Brion’s EPA-funded research in the past uncovered new ways to monitor dangerous fecal matter in drinking water sources, allowing for more efficient, smarter water management. She’s applying for another grant now to continue her work studying water in Kentucky.

Benny Becker | Ohio Valley ReSource

Gail Brion directs the Environmental Research and Training Laboratories at the University of Kentucky.

History Repeats?

Brion was on staff when Ronald Reagan signed an executive order in 1981 that initiated the now-required cost-benefit analysis that comes with issuing environmental regulations.
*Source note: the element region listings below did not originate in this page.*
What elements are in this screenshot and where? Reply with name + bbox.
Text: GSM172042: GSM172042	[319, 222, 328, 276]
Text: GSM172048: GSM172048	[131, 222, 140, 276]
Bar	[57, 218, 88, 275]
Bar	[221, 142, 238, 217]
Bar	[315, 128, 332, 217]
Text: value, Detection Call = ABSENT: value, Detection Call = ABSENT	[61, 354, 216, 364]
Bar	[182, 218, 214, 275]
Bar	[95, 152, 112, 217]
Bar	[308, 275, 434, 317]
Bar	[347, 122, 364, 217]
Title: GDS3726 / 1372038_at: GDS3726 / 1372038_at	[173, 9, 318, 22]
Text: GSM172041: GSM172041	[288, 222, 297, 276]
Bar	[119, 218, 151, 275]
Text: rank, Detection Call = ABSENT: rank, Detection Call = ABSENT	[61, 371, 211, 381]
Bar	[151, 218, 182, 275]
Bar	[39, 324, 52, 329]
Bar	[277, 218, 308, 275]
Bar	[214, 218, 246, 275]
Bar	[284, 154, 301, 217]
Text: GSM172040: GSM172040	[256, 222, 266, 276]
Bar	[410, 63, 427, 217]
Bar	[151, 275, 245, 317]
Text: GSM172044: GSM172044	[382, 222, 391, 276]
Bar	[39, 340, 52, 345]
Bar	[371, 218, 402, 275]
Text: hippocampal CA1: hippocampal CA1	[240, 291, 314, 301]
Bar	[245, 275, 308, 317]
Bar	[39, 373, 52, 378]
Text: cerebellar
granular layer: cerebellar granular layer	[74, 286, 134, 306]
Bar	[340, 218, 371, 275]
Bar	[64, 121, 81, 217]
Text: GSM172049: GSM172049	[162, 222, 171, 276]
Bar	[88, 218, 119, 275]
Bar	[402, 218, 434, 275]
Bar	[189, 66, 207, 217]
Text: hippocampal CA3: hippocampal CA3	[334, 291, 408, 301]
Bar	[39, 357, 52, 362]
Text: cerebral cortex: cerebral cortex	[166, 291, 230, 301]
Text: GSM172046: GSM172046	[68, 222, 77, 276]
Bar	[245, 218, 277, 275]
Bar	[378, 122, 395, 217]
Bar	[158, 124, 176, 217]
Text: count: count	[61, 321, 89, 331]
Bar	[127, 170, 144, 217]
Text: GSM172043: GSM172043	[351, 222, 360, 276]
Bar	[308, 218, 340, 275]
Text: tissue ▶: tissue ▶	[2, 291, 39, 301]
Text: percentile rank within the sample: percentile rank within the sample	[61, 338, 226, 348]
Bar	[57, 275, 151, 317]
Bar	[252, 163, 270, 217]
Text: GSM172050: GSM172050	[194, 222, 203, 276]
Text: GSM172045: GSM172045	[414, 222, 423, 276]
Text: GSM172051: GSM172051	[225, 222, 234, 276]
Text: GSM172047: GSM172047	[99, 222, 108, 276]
She refers to this time as the beginning of the “great dismantling” of the EPA.

“The great dismantling happened when we started mixing money with ethics,” Brion said in an interview with WMMT.

Brion remembers watching Reagan install administrators who thought federal regulations amounted to government overreach, and, as in Trump’s administration, the White House attempted to control the agency’s communications with the public. She said the result was that many “highly trained and regarded scientists” left the EPA.

“What I saw was a shift from the EPA being predominantly run by scientists to being run by policy analysts.”

Brion believes the EPA’s effectiveness ever since has been significantly curtailed and points to Flint, Michigan, and its water woes as evidence of a less effective agency.

What’s Ahead

A spokesperson from the EPA reports that the new administration’s review of the nearly $4 billion in grants the agency annually hands out is mostly complete, and that nothing has been delayed or cut. But this comes amid reports that the agency could face draconian funding cuts if the Trump transition team’s recommendations are implemented.